This post was written on Aug 12, 2014, but not published until Mar 2, 2020 (today).
One of the signature findings of IPCC AR5 WG2 has been that climate change has already had a negative impact on crop yields, especially wheat and maize. These findings are prominent in the WG2 Summary for Policy Makers and were featured in WG2 press coverage. The topic of crop yields are a specialty of WG2 Co-Chair Christopher Field. Field’s frequent co-author, David Lobell, was a Lead Author of the chapter on Food (chapter 7), which in turn cited and relied on a series of Lobell articles, in particular, Lobell et al (Science 2011, Climate Trends and Global Crop Production Since 1980, pdf), which was a statistical analysis of crop yields from 1980 to 2008 (or to 2002 in some analyses) for four major crops (wheat, maize, rice, soy) for 185 countries.
In the period 1980-2008, both crop yields and temperatures have positive trends (notwithstanding the pause/hiatus in the 21st century). Because both series have positive trends, there is therefore a positive correlation between crop yields and temperatures for the vast majority of crop-country combinations.
Given that both series are going up, it is an entirely valid question to wonder who Lobell and coauthors arrived at their signature negative impact merely by applying elementary statistical methods to annual data of yields, temperature and precipitation. I’ll look at this question in today’s post.
Data
In 2011, I obtained the data for Lobell et al 2011 from lead author Lobell (who undertook at the time to place both data and code online, neither of which appears to be done.) I had asked Lobell to archive code, because it wasn’t entirely clear what he had done. Lobell collated temperature and precipitation data from both UDel and CRU. (For the latter, Lobell used the CRU TS data made famous by the Harry Readme.) In the figure below, I’ve plotted Lobell’s yield and temperature data for the China-wheat combination (both standardised to SD units), as an example of both series going up.
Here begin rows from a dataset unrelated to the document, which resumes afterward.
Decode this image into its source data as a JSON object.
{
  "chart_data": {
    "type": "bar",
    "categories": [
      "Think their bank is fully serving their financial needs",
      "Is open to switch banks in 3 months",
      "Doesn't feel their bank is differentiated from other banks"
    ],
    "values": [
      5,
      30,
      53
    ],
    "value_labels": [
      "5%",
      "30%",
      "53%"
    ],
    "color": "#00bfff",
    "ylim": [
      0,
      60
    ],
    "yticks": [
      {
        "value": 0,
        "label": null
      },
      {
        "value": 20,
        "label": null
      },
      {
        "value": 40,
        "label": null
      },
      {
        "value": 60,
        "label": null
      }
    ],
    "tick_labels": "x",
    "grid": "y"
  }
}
Lobell regressed Yield (actually log Yield) against time, temperature and precipitation variables, describing the procedure as follows:
Translating these climate trends into potential yield impacts required models of yield response. We used regression analysis of historical data to relate past yield outcomes to weather realizations. All of the resulting models include T and P, their squares, country-specific intercepts to account for spatial variations in crop management and soil quality, and country-specific time trends to account for yield growth due to technology gains (6).
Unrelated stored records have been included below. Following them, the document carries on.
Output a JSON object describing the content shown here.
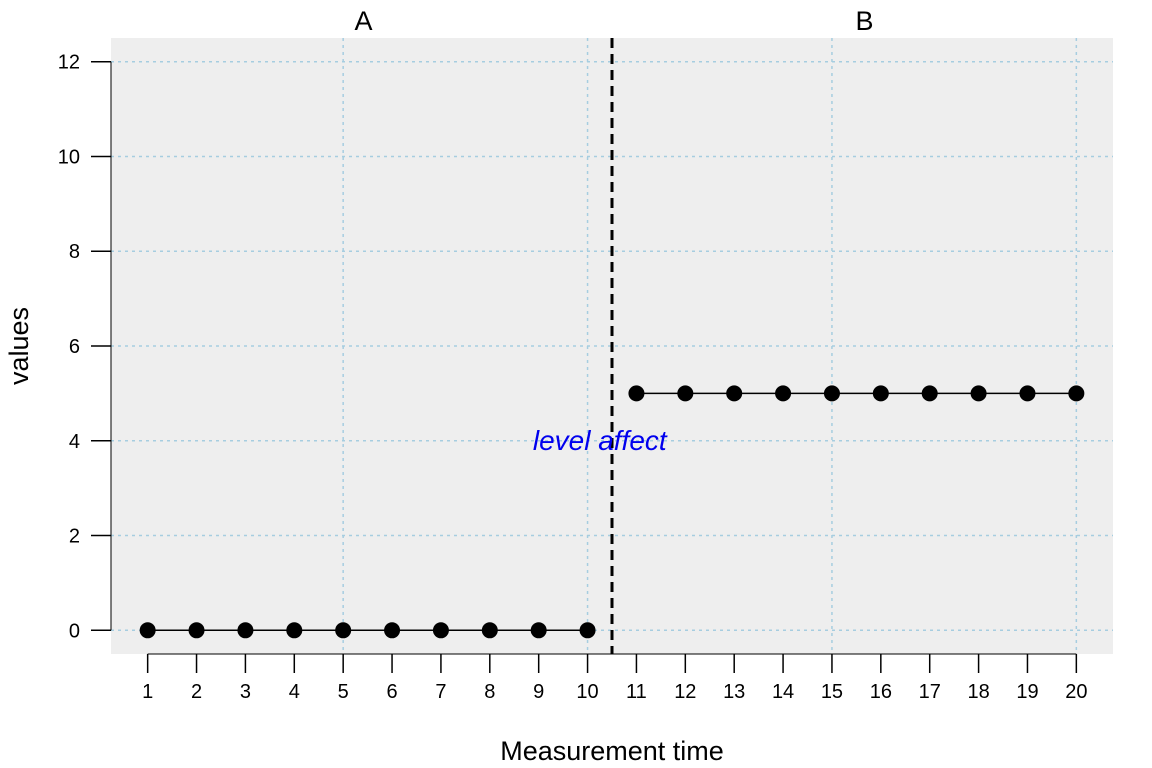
{
  "chart_data": {
    "type": "line",
    "xlabel": "Measurement time",
    "ylabel": "values",
    "xlim": [
      0.25,
      20.75
    ],
    "ylim": [
      -0.5,
      12.5
    ],
    "x_ticks": [
      1,
      2,
      3,
      4,
      5,
      6,
      7,
      8,
      9,
      10,
      11,
      12,
      13,
      14,
      15,
      16,
      17,
      18,
      19,
      20
    ],
    "y_ticks": [
      0,
      2,
      4,
      6,
      8,
      10,
      12
    ],
    "grid": true,
    "grid_x": [
      5,
      10,
      15,
      20
    ],
    "grid_y": [
      0,
      2,
      4,
      6,
      8,
      10,
      12
    ],
    "phase_boundary": 10.5,
    "phases": [
      {
        "name": "A",
        "x": [
          1,
          2,
          3,
          4,
          5,
          6,
          7,
          8,
          9,
          10
        ],
        "values": [
          0,
          0,
          0,
          0,
          0,
          0,
          0,
          0,
          0,
          0
        ]
      },
      {
        "name": "B",
        "x": [
          11,
          12,
          13,
          14,
          15,
          16,
          17,
          18,
          19,
          20
        ],
        "values": [
          5,
          5,
          5,
          5,
          5,
          5,
          5,
          5,
          5,
          5
        ]
      }
    ],
    "annotation": {
      "text": "level affect",
      "x": 10.25,
      "y": 3.8,
      "color": "#0000ee"
    },
    "colors": {
      "panel": "#eeeeee",
      "grid": "#a6cde0",
      "series": "#000000"
    }
  }
}
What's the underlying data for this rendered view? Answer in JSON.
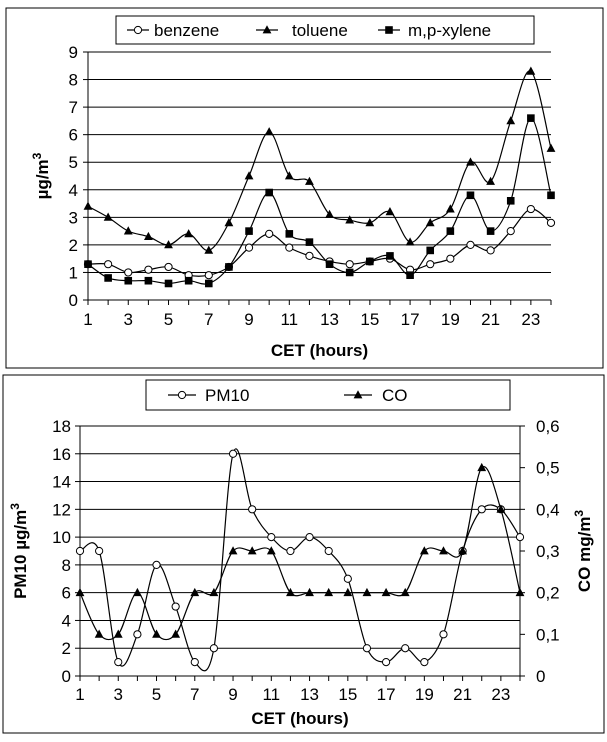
{
  "chart_data": [
    {
      "type": "line",
      "xlabel": "CET (hours)",
      "ylabel": "µg/m",
      "ylabel_sup": "3",
      "ylim": [
        0,
        9
      ],
      "yticks": [
        0,
        1,
        2,
        3,
        4,
        5,
        6,
        7,
        8,
        9
      ],
      "xticks": [
        1,
        3,
        5,
        7,
        9,
        11,
        13,
        15,
        17,
        19,
        21,
        23
      ],
      "grid": "horizontal",
      "legend_position": "top",
      "x": [
        1,
        2,
        3,
        4,
        5,
        6,
        7,
        8,
        9,
        10,
        11,
        12,
        13,
        14,
        15,
        16,
        17,
        18,
        19,
        20,
        21,
        22,
        23,
        24
      ],
      "series": [
        {
          "name": "benzene",
          "marker": "circle-open",
          "values": [
            1.3,
            1.3,
            1.0,
            1.1,
            1.2,
            0.9,
            0.9,
            1.2,
            1.9,
            2.4,
            1.9,
            1.6,
            1.4,
            1.3,
            1.4,
            1.5,
            1.1,
            1.3,
            1.5,
            2.0,
            1.8,
            2.5,
            3.3,
            2.8
          ]
        },
        {
          "name": "toluene",
          "marker": "triangle",
          "values": [
            3.4,
            3.0,
            2.5,
            2.3,
            2.0,
            2.4,
            1.8,
            2.8,
            4.5,
            6.1,
            4.5,
            4.3,
            3.1,
            2.9,
            2.8,
            3.2,
            2.1,
            2.8,
            3.3,
            5.0,
            4.3,
            6.5,
            8.3,
            5.5
          ]
        },
        {
          "name": "m,p-xylene",
          "marker": "square",
          "values": [
            1.3,
            0.8,
            0.7,
            0.7,
            0.6,
            0.7,
            0.6,
            1.2,
            2.5,
            3.9,
            2.4,
            2.1,
            1.3,
            1.0,
            1.4,
            1.6,
            0.9,
            1.8,
            2.5,
            3.8,
            2.5,
            3.6,
            6.6,
            3.8
          ]
        }
      ]
    },
    {
      "type": "line",
      "xlabel": "CET (hours)",
      "ylabel_left": "PM10 µg/m",
      "ylabel_left_sup": "3",
      "ylabel_right": "CO mg/m",
      "ylabel_right_sup": "3",
      "ylim_left": [
        0,
        18
      ],
      "ylim_right": [
        0,
        0.6
      ],
      "yticks_left": [
        0,
        2,
        4,
        6,
        8,
        10,
        12,
        14,
        16,
        18
      ],
      "yticks_right": [
        "0",
        "0,1",
        "0,2",
        "0,3",
        "0,4",
        "0,5",
        "0,6"
      ],
      "xticks": [
        1,
        3,
        5,
        7,
        9,
        11,
        13,
        15,
        17,
        19,
        21,
        23
      ],
      "grid": "horizontal",
      "legend_position": "top",
      "x": [
        1,
        2,
        3,
        4,
        5,
        6,
        7,
        8,
        9,
        10,
        11,
        12,
        13,
        14,
        15,
        16,
        17,
        18,
        19,
        20,
        21,
        22,
        23,
        24
      ],
      "series": [
        {
          "name": "PM10",
          "marker": "circle-open",
          "axis": "left",
          "values": [
            9,
            9,
            1,
            3,
            8,
            5,
            1,
            2,
            16,
            12,
            10,
            9,
            10,
            9,
            7,
            2,
            1,
            2,
            1,
            3,
            9,
            12,
            12,
            10
          ]
        },
        {
          "name": "CO",
          "marker": "triangle",
          "axis": "right",
          "values": [
            0.2,
            0.1,
            0.1,
            0.2,
            0.1,
            0.1,
            0.2,
            0.2,
            0.3,
            0.3,
            0.3,
            0.2,
            0.2,
            0.2,
            0.2,
            0.2,
            0.2,
            0.2,
            0.3,
            0.3,
            0.3,
            0.5,
            0.4,
            0.2
          ]
        }
      ]
    }
  ]
}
The precipitation and quadratic terms don’t appear to affect the regression very much, i.e. the main effects are delivered by the model in which Yield is regressed against time and temperature as follows:
(1) Yield ~ Year + Temperature
Using conventional regression nomenclature, the regression coefficient b is given by the formula
(2) b= (X^T * X)^{-1} X^T y
where the X matrix of independent variables if {Year; Temperature} and y is the Yield vector.
For convenience (and thus is irrelevant to the point that I’m working towards), normalize the data.
X^T y is simply the vector of correlations of Yield to Time (the normalized trend) and Temperature.
(X^T * X) is nothing more than the correlation matrix between Year and Temperature i.e. the off-diagonal element r is the temperature trend (normalized units) as follows:
| 1 r |
| r 1 |
The calculation of the OLS regression coefficients uses the inverse of this matrix,
| 1 -r | * 1/(1-r^2)
| -r 1 |
The negative term in the off-diagonal means that the OLS coefficient for the regression of Yield onto Time and Temperature is calculated as a function of the correlation between yield and temperature, the trend in yield, the trend in temperature as follows:
b_temperature = 1/(1-r^2) (-r*trend_yield + cor_yield_temp)
In other words, if the correlation between Yield and temperature is less than the product of the trend in yields and trend in temperature (both normalized), then the regression coefficient is negative. This has nothing to do with yields or temperatures, but is a trivial property of the matrix algebra.
As an example, for the Chinese wheat series shown above, although there is a positive correlation between yield and temperature (0.5096), the OLS regression coefficient of a regression of Yield against Year and Temperature results in a negative coefficient. Applying the above formula, the normalized trends (correlations between year and item) for yield and temperature are 0.984 and 0.548, yielding 0.5096- 0.984*0.584 <0.